Well Known and Active Website User
VOC Member
It may sound stupid as it is so obvious, but have you tried a hotter plug on that cylinder only?
My friends comet and my brother's comet had the same cr. same timing, same carb yet still needed different spark plugs.
Just an idea
Bernd
 

JohnA

Website User
VOC Member
It may sound stupid as it is so obvious, but have you tried a hotter plug on that cylinder only?
My friends comet and my brother's comet had the same cr. same timing, same carb yet still needed different spark plugs.
Just an idea
Bernd
Thank you for your input Bernd, The rear cylinder is working perfect with the same plug and I feel reluctant to go down this route thinking it just hides the problem by hotter plugs burning up the oil. if all else fails....
 

erik

Well Known and Active Website User
VOC Member
sometimes the resistor in the spark plug connector makes Problems.especially NGK ones.The resistance grows over the years.
 

JohnA

Website User
VOC Member
It's not the plug as I have changed it every time I test. I will likely have to take the head off. :/ ty
 

erik

Well Known and Active Website User
VOC Member
I don`t mean the plug ! i mean the connector or may be the high Tension cable has a fault making the spark weak when warm.
 

Texas John

Well Known and Active Website User
Non-VOC Member
Those (NGK BP6EV and Champion N5C) are non-resistor plugs, so resistance really should not change over time. Resistor plugs do not play well with Magnetos, from what I understand. Those NGKs are supposed to be really great plugs, but perhaps someone has had a bad experience?
 

davidd

Well Known and Active Website User
VOC Member
I have never had a bad NGK. I use B9's in the racer also. Others have reported problems. It may be the supply countries are different for the UK and the US.

David
 

Cyborg

Well Known and Active Website User
VOC Member
Same here, NGK is the go to plug. There are lots of knockoffs, so if buying from EBay, I buy the NOS ones that come in Honda or Yamaha boxes. Probably safe to assume that the folks at Itsaknockoff don’t bother putting individual plugs in old dusty Honda branded boxes.

The NGK site has a link that shows how to identify some of the fakes, although they are always evolving.

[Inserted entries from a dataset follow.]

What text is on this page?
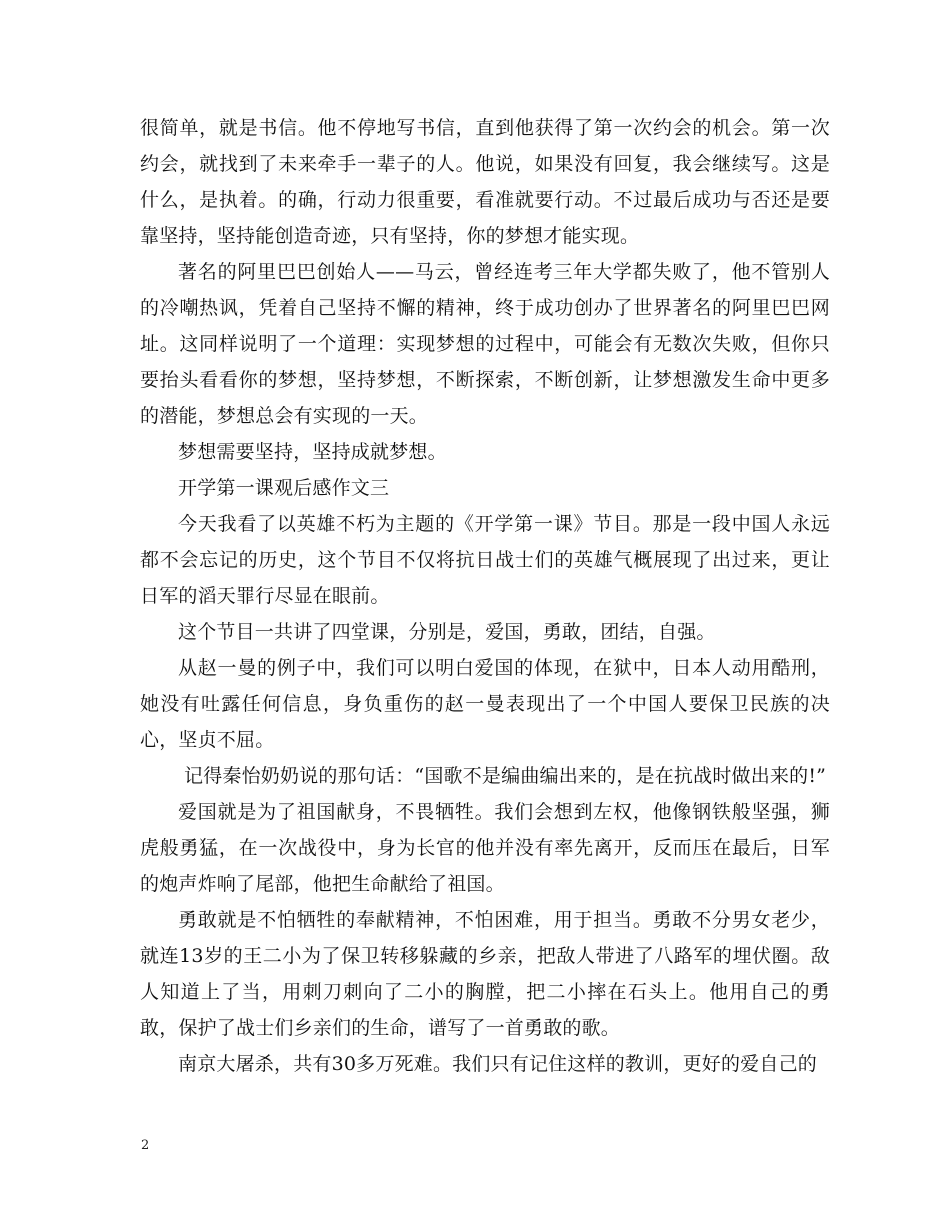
很简单，就是书信。他不停地写书信，直到他获得了第一次约会的机会。第一次约会，就找到了未来牵手一辈子的人。他说，如果没有回复，我会继续写。这是什么，是执着。的确，行动力很重要，看准就要行动。不过最后成功与否还是要靠坚持，坚持能创造奇迹，只有坚持，你的梦想才能实现。

著名的阿里巴巴创始人——马云，曾经连考三年大学都失败了，他不管别人的冷嘲热讽，凭着自己坚持不懈的精神，终于成功创办了世界著名的阿里巴巴网址。这同样说明了一个道理：实现梦想的过程中，可能会有无数次失败，但你只要抬头看看你的梦想，坚持梦想，不断探索，不断创新，让梦想激发生命中更多的潜能，梦想总会有实现的一天。

梦想需要坚持，坚持成就梦想。

开学第一课观后感作文三

今天我看了以英雄不朽为主题的《开学第一课》节目。那是一段中国人永远都不会忘记的历史，这个节目不仅将抗日战士们的英雄气概展现了出过来，更让日军的滔天罪行尽显在眼前。

这个节目一共讲了四堂课，分别是，爱国，勇敢，团结，自强。

从赵一曼的例子中，我们可以明白爱国的体现，在狱中，日本人动用酷刑，她没有吐露任何信息，身负重伤的赵一曼表现出了一个中国人要保卫民族的决心，坚贞不屈。

记得秦怡奶奶说的那句话：“国歌不是编曲编出来的，是在抗战时做出来的!”

爱国就是为了祖国献身，不畏牺牲。我们会想到左权，他像钢铁般坚强，狮虎般勇猛，在一次战役中，身为长官的他并没有率先离开，反而压在最后，日军的炮声炸响了尾部，他把生命献给了祖国。

勇敢就是不怕牺牲的奉献精神，不怕困难，用于担当。勇敢不分男女老少，就连13岁的王二小为了保卫转移躲藏的乡亲，把敌人带进了八路军的埋伏圈。敌人知道上了当，用刺刀刺向了二小的胸膛，把二小摔在石头上。他用自己的勇敢，保护了战士们乡亲们的生命，谱写了一首勇敢的歌。

南京大屠杀，共有30多万死难。我们只有记住这样的教训，更好的爱自己的

2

Oil filters are also a big issue.

Ps. NGK factory in France. I always try and source Japanese manufacture although not sure if it really matters.
 

Mike 40M

Well Known and Active Website User
VOC Member
I've heard that there is different ceramics in the France ones compared to those made in Japan.
Don't know if true, but I use Japanese NGK without problems on most bikes.